La loi du Mensonge commence par la mythification de l’objet, disait à peu près Debord. Les plus accros d’entre nous, amateurs de quatre-quatre, assoiffés de design teck et toc, obsessionnels de fringues « griffées » (qui ne sont paradoxalement accessibles que lorsqu’elles sont « dégriffées ») et de luxe « à bas prix » (faut-il rappeler que le véritable luxe est durable, comme le développement du même nom, et donc, à long terme, moins cher ?**), inconscients assoiffés qui trouvent pourtant régulièrement le moyen de nous balancer leur morale bas de gamme (et de courte vue), s’agenouillent aussi vite devant leur désir de jouissance immédiate que jadis, on s’agenouillait devant les statues des saints et des pères.
Participation active, donc, à la mythification des bagnoles, par exemple, sans voir le leurre absolu de leur présentation sur plateaux tournants surélevés lors de cette grand-messe annuelle qu’est le Salon de l’Auto. Car chacun sait qu’un véhicule n’est, à fortiori, pas unique, et que sa valeur fantasmée, de même que sa valeur réelle, diminue dès sa mise en circulation. Ça n’empêche : le joli jouet qui fait baver l’adulte immature est toujours encensé, et la pub voulue par les marques contribue, ces temps-ci encore plus qu’avant, à sa pseudo-accessibilité : actuellement, en version « luxe », la bagnole roule le long, sur et sous (?) la mer, et en version « peuple », ludique-pratique-esthétique ma chérie, elle s’amuse à bondir gaiement d’immeubles en immeubles.
On en vient au cœur (de cible) de mon sujet (directement inspiré par un mélange savant entre la relecture de Guy Debord et les derniers posts écrits ici).
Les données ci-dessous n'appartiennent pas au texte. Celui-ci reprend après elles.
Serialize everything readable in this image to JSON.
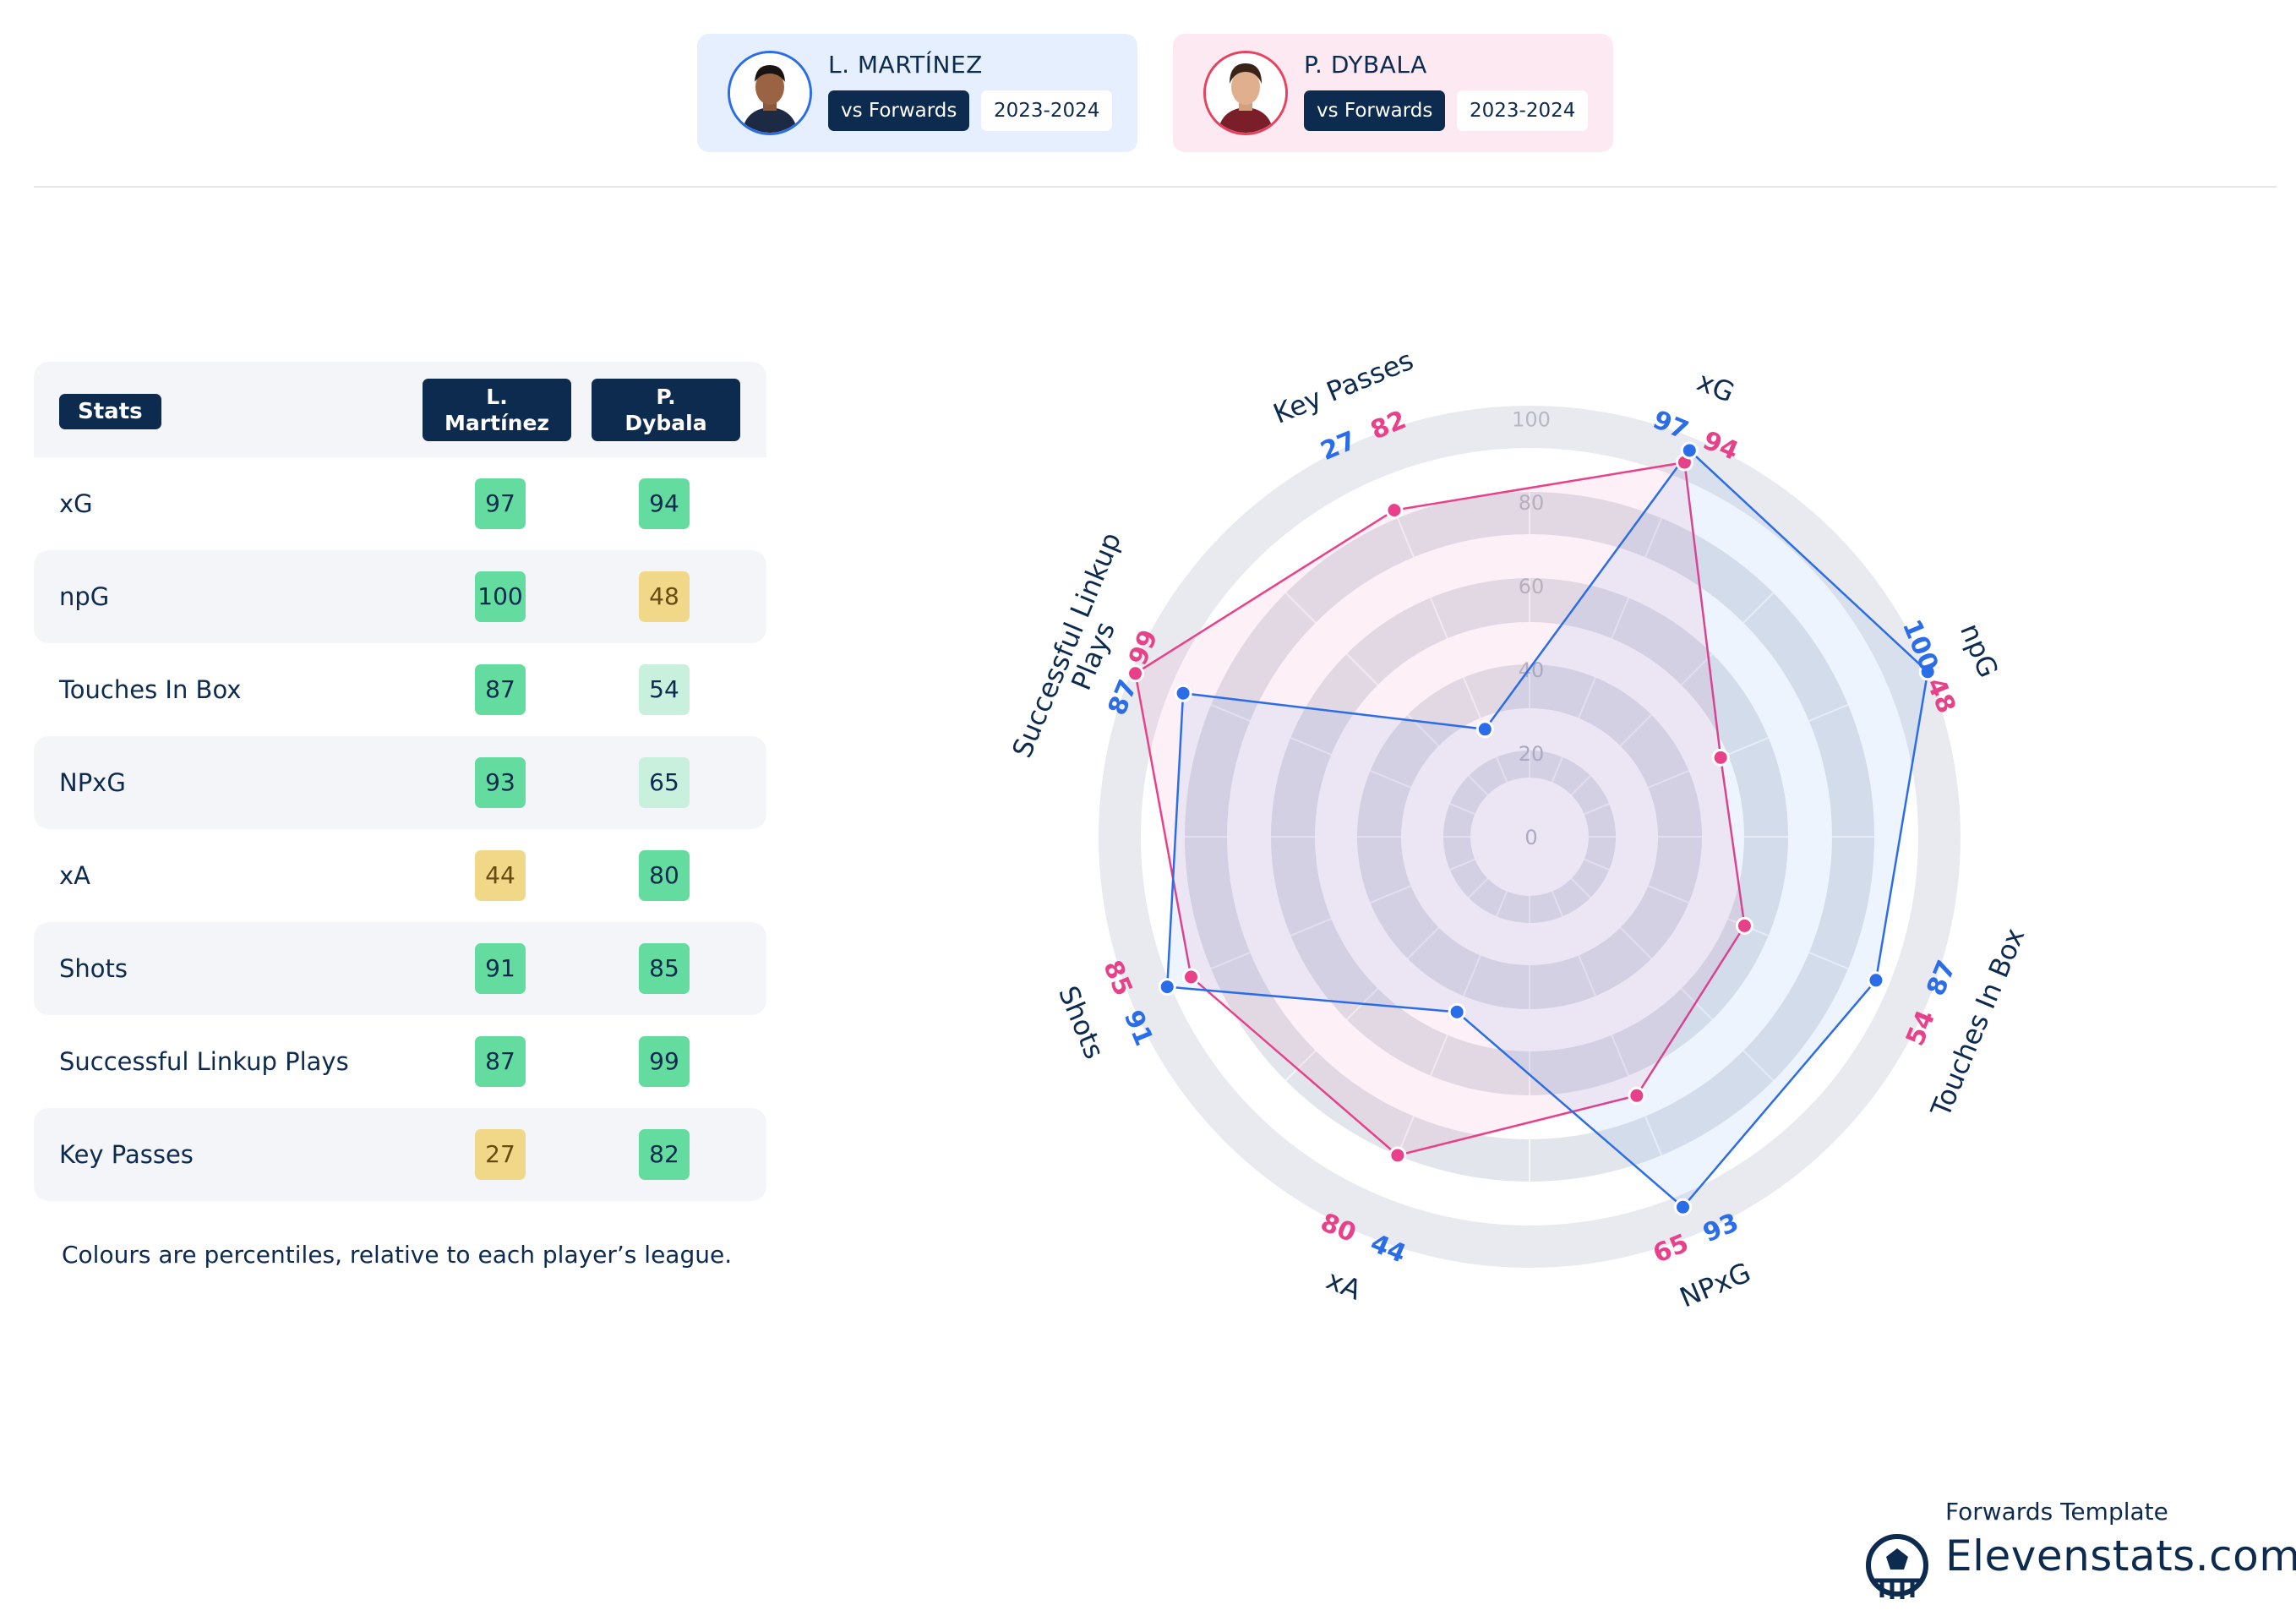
{
  "players": [
    {
      "name": "L. MARTÍNEZ",
      "context": "vs Forwards",
      "season": "2023-2024",
      "color": "#2b6de8"
    },
    {
      "name": "P. DYBALA",
      "context": "vs Forwards",
      "season": "2023-2024",
      "color": "#e8418a"
    }
  ],
  "table": {
    "header_label": "Stats",
    "col1": [
      "L.",
      "Martínez"
    ],
    "col2": [
      "P.",
      "Dybala"
    ],
    "rows": [
      {
        "label": "xG",
        "v1": "97",
        "v2": "94"
      },
      {
        "label": "npG",
        "v1": "100",
        "v2": "48"
      },
      {
        "label": "Touches In Box",
        "v1": "87",
        "v2": "54"
      },
      {
        "label": "NPxG",
        "v1": "93",
        "v2": "65"
      },
      {
        "label": "xA",
        "v1": "44",
        "v2": "80"
      },
      {
        "label": "Shots",
        "v1": "91",
        "v2": "85"
      },
      {
        "label": "Successful Linkup Plays",
        "v1": "87",
        "v2": "99"
      },
      {
        "label": "Key Passes",
        "v1": "27",
        "v2": "82"
      }
    ]
  },
  "footnote": "Colours are percentiles, relative to each player’s league.",
  "branding": {
    "template": "Forwards Template",
    "site": "Elevenstats.com"
  },
  "colors": {
    "navy": "#0d2a4f",
    "badge_high": "#64db9f",
    "badge_mid": "#c9f0dc",
    "badge_low": "#f1d889",
    "series1": "#2b6de8",
    "series2": "#e8418a"
  },
  "chart_data": {
    "type": "radar",
    "axes": [
      "xG",
      "npG",
      "Touches In Box",
      "NPxG",
      "xA",
      "Shots",
      "Successful Linkup Plays",
      "Key Passes"
    ],
    "ticks": [
      "0",
      "20",
      "40",
      "60",
      "80",
      "100"
    ],
    "range": [
      0,
      100
    ],
    "series": [
      {
        "name": "L. MARTÍNEZ",
        "values": [
          97,
          100,
          87,
          93,
          44,
          91,
          87,
          27
        ]
      },
      {
        "name": "P. DYBALA",
        "values": [
          94,
          48,
          54,
          65,
          80,
          85,
          99,
          82
        ]
      }
    ]
  }
}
Pour les marques, en effet, il existe deux façons principales de faire (c)raquer le client.
La première, classique, pourrait être intitulée : « On va les faire rêver ». La plupart du temps donc, la bagnole entre à part entière dans cette conception, de même que les parfums, les voyages, le café et les cosmétiques. Dans ce but, on sollicite les Vénus et les Apollon du monde merveilleux de l’image qui, du bout de leurs lèvres botoxées, nous susurrent ad libitum que oui, « nous le valons bien » nous aussi. Nous valons bien quoi ? Le pseudo-luxe de pacotille qu’ils nous balancent à la gueule, et dont, si nous y réfléchissons un peu, nous n’avons absolument pas besoin.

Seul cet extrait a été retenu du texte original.